In Vientiane, there were numerous travel agencies advertising bus tickets straight to Kong Lo (which we later found out might've been the best bet), but we decided to try to make it there 'on our own'.
Here's what we did:
- Got up absurdly early and walked to the Talat Sao (morning market) from our guesthouse to catch the earliest city bus to the Southern Bus Station (Dong Dok) @ 6:30 am, payed a couple thousand kip per person.
- From the Southern Bus Station we got on the 7am bus headed to Lak Sao, payed 70,000 kip to hop off @ Ban Na Hin. (~5 hrs)
- We arrived in Ban Na Hin around noon, where there were plenty of guest houses to stay, but we wanted to push on, hoping to catch an early afternoon sawngthaew truck to Kong Lo, but ended up waiting around that dusty town for hours.
- Around 4pm, the sawngthaew driver was finally ready to depart, and we drove through a scenic sort of valley between fields of green leading to jagged karst ridgelines, and arrived in Kong Lo about an hour later (fixed price of 25 kip per person).
- The driver sorted us out easily at a homestay (his own home), for some basic accommodation for the night (a curtained off portion of their open-aired living room, with some mattresses & blankets), a shared outhouse, and dinner & breakfast included (50 kip per person, per night).
There seemed to be plenty of families willing to put visitors up for homestays in town. The family we stayed with was nice enough, but it was not the most interactive homestay I've ever experienced (perhaps because their English skills were about as limited as my Lao language skills). But there was a nice river nearby which is great for a refreshing dip with the kiddos during the warm days.

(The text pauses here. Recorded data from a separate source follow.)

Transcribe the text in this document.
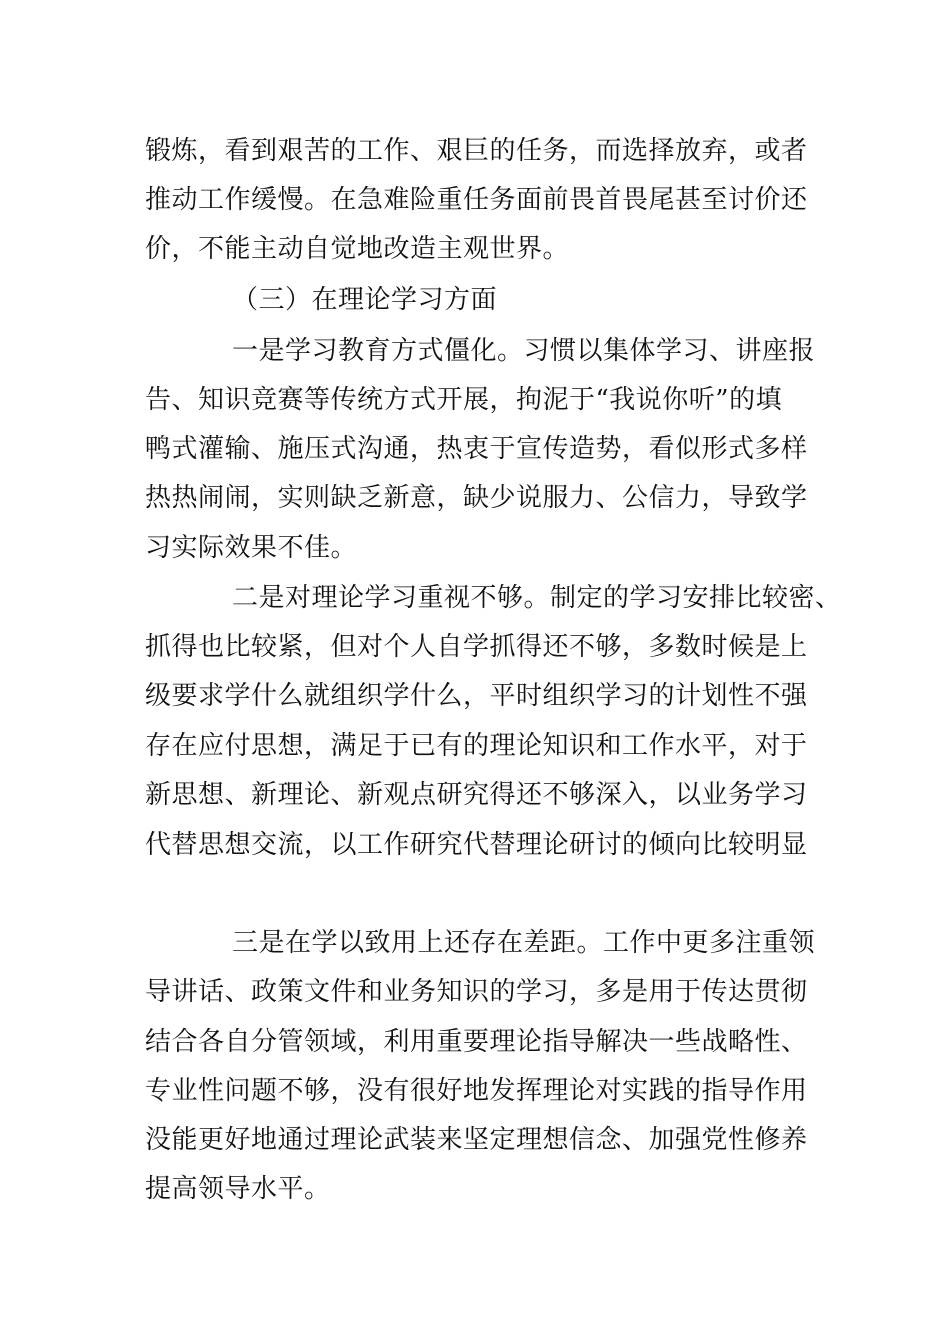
锻炼，看到艰苦的工作、艰巨的任务，而选择放弃，或者
推动工作缓慢。在急难险重任务面前畏首畏尾甚至讨价还
价，不能主动自觉地改造主观世界。
（三）在理论学习方面
一是学习教育方式僵化。习惯以集体学习、讲座报
告、知识竞赛等传统方式开展，拘泥于“我说你听”的填
鸭式灌输、施压式沟通，热衷于宣传造势，看似形式多样
热热闹闹，实则缺乏新意，缺少说服力、公信力，导致学
习实际效果不佳。
二是对理论学习重视不够。制定的学习安排比较密、
抓得也比较紧，但对个人自学抓得还不够，多数时候是上
级要求学什么就组织学什么，平时组织学习的计划性不强
存在应付思想，满足于已有的理论知识和工作水平，对于
新思想、新理论、新观点研究得还不够深入，以业务学习
代替思想交流，以工作研究代替理论研讨的倾向比较明显
三是在学以致用上还存在差距。工作中更多注重领
导讲话、政策文件和业务知识的学习，多是用于传达贯彻
结合各自分管领域，利用重要理论指导解决一些战略性、
专业性问题不够，没有很好地发挥理论对实践的指导作用
没能更好地通过理论武装来坚定理想信念、加强党性修养
提高领导水平。
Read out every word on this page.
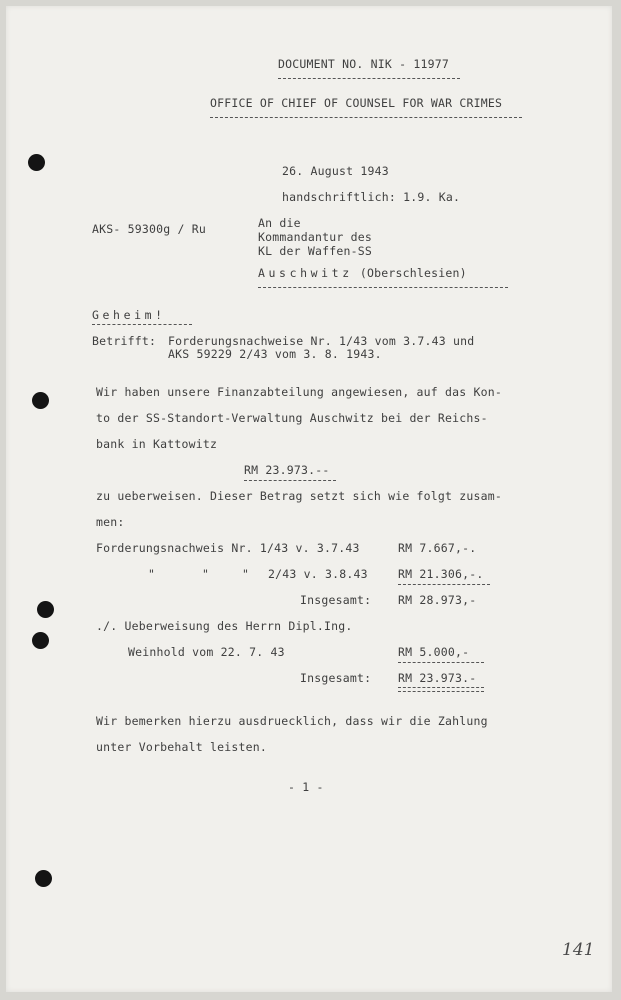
DOCUMENT NO. NIK - 11977
OFFICE OF CHIEF OF COUNSEL FOR WAR CRIMES
26. August 1943
handschriftlich: 1.9. Ka.
AKS- 59300g / Ru	An die
Kommandantur des
KL der Waffen-SS
Auschwitz (Oberschlesien)
Geheim!
Betrifft: Forderungsnachweise Nr. 1/43 vom 3.7.43 und
AKS 59229 2/43 vom 3. 8. 1943.
Wir haben unsere Finanzabteilung angewiesen, auf das Kon-
to der SS-Standort-Verwaltung Auschwitz bei der Reichs-
bank in Kattowitz
RM 23.973.--
zu ueberweisen. Dieser Betrag setzt sich wie folgt zusam-
men:
Forderungsnachweis Nr. 1/43 v. 3.7.43	RM 7.667,-.
"	"	" 2/43 v. 3.8.43	RM 21.306,-.
Insgesamt: RM 28.973,-
./. Ueberweisung des Herrn Dipl.Ing.
Weinhold vom 22. 7. 43	RM 5.000,-
Insgesamt: RM 23.973.-
Wir bemerken hierzu ausdruecklich, dass wir die Zahlung
unter Vorbehalt leisten.
- 1 -
141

We only stayed one night in Kong Lo (not much else to offer apart from the cave trip & wandering around). The cave itself is a couple kilometers away from the town, at the far end of a greenish lagoon. Starting from about 8-9 am, a couple of boat men from the cluster waiting around will take you into the cave via small motorboat (120,000 / 150,999 kip per 2-3 people includes entrance + boat fee), including a small walk about halfway into the 7.5 km dark waterway. With a short stop on the other side of the cave entrance, we were back within about an hour.
Bring your own headlamp / torch if you have one, but if not they can lend you one for the journey.
Be sure that the boatmen turn on the lights for you when you walk around inside the cave!!! (our boat guys didn't, the stalagmites/tites were still pretty impressive, but i think they would've been much moreso had the lights been on to illuminate everything).
Back in town we caught another sawngthaew to Ban Na Hin & onto the highway junction town (Vieng Kham?) for another 25,000 kip per person. There we waited until evening to catch one of the many overnighter buses onto Pakse. There were plenty of friendly roadside restaurants, but few spoke English, and most of them seemed to offer different advice / times for buses passing through onto Pakse. A little concerned that we might miss the last bus, we hopped onto a VIP bus around 6:30 pm, payed about 110,000 kip per person and arrived in Pakse confused & exhausted around 5am the next morning.
Perhaps it wasn't the smoothest sidetrip, and perhaps it might've been nice to have stayed around Ban Kong Lo for another night or two, but it was certainly an experience to remember!